The Form 1040-ES also has four payment vouchers which are used to give out your quarterly payments. This goes with the check or money in an envelope that you would send out to the United States Treasury. The form gives you instruction on where to send out the mail.
There is an option to pay your estimated taxes online, too. You can pay taxes using your credit card, debit card, or electronic funds withdrawal.
When is the payment of estimated taxes?
Payment for estimated taxes is done four times (quarterly) each year. Here is the payment period for estimated taxes:
|Payment Period||Due Date|
|January 1- March 31||April 15|
|April 1- May 31||June 15|
|June 1- August 31||September 15|
|September 1- December 31||January 15 (the following year)|
If you are going to mail your payment, you must send out the mail with a postmark on the due date. If the due date falls on a Saturday, Sunday, or legal holiday, the payment would still be considered on time if it was sent out on the next business day.
Can you make multiple payments for your taxes?
The IRS allows you to make multiple payments if ever it would be more convenient for you. You would just need to obtain multiple copies of the payment voucher or do the payment online.
When will you incur a penalty?
Individuals are going to be penalized when they make an underpayment from their previous tax return. Penalties would be incurred each day the amount remains unpaid. Penalties will be also applied to those who were not able to pay off their taxes on time.
Taxpayers would not get charged when they only owe less than $1,000 in tax after subtracting their withholdings and credits. Those who don’t receive their income evenly would be able to not get penalized or lower the number of penalties.
There are also two instances wherein penalties would be waived. First one is when you were unable to pay your estimated taxes due to a casualty, disaster, or other unpredictable scenarios. The second one is when you suddenly retired or you become disabled during the year you need to give off your estimated tax payment.
What are other considerations for paying estimated taxes?
- Renewal of individual taxpayer identification number (ITIN)
For people who got their ITIN before the start of the year, or those that have ITIN not declared on a tax return in the last three consecutive years must renew it.
- Standard Deduction
The following will be able to get a deduction on their tax return
|If your filing status is…||The standard deduction would be|
|A married couple filing jointly or a Qualifying widow(er)||12,700 USD|
|Head of the household||9,350 USD|
|A married couple filing separately or Single||6,350 USD|
- The personal exemption amount for certain taxpayers
If you have a gross income below $156,900 then you would be able to get a personal exemption amounting at $4,050.
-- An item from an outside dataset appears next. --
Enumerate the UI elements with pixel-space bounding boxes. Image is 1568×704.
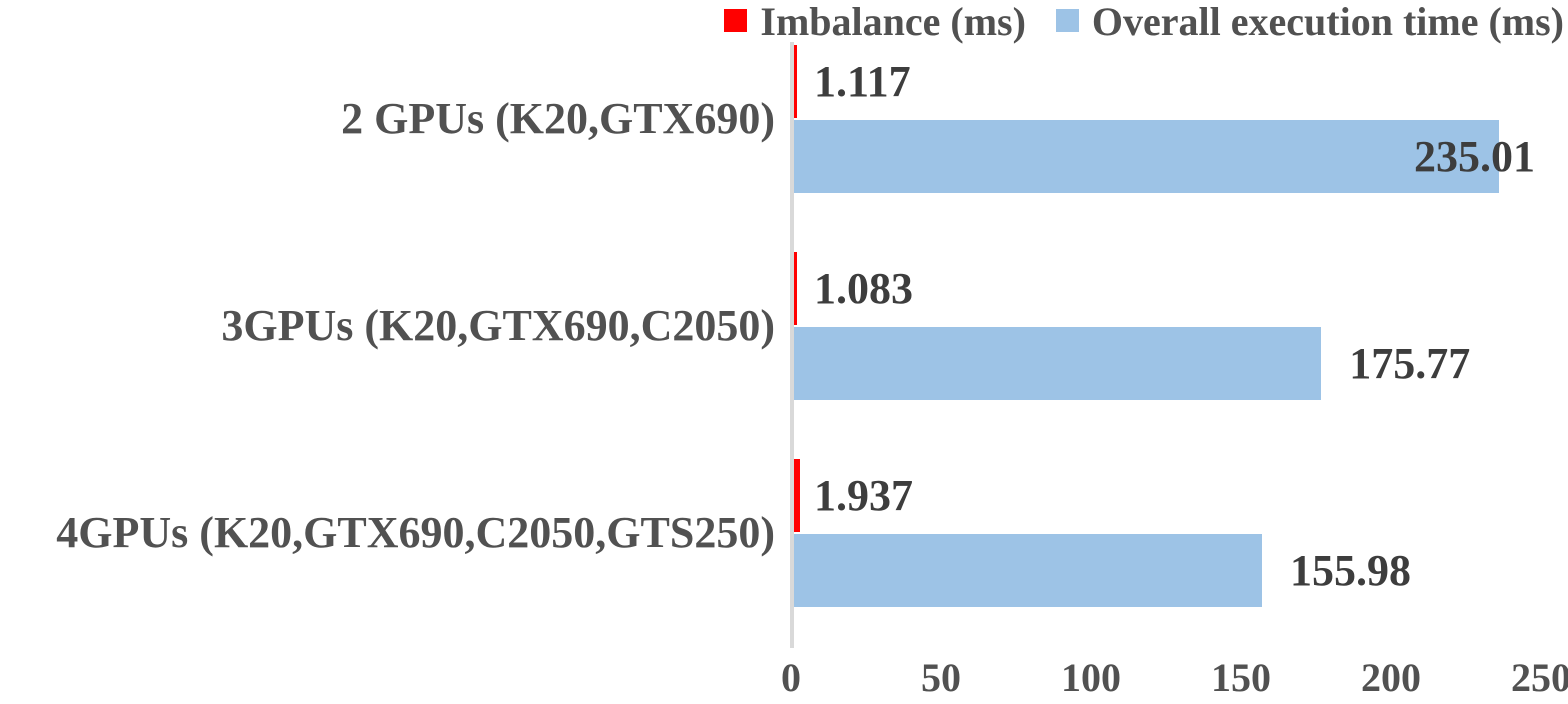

- Limitation on itemized deductions
The listed deductions of the taxpayers who have a gross salary of $156,900 would have it deducted in their income.
- Social security tax
Individuals that gained an income of $127,200 would be subjected to social security tax.
How should you list down health care coverage on returns?
You can indicate in your tax return that you had your own health care coverage from the previous years. This would give you an exemption from the health care coverage requirement by the government.
If you purchase health care insurance in the Health Insurance Marketplace then you would be getting credits for this. This would reduce the amount of obligation that you have. Just report whatever changes you would have in your salary or the number of dependents.
Paying off estimated taxes can be a lot of work. It is up to you how you will fulfill your tax obligation to the government. Just make sure that you pay off the correct amount to the IRS in order to prevent getting penalties. Keep the copy of your previous tax returns as they will serve as a guide for your calculations on the next year. It would not be bad as well to consult an accountant or any tax experts regarding your tax return.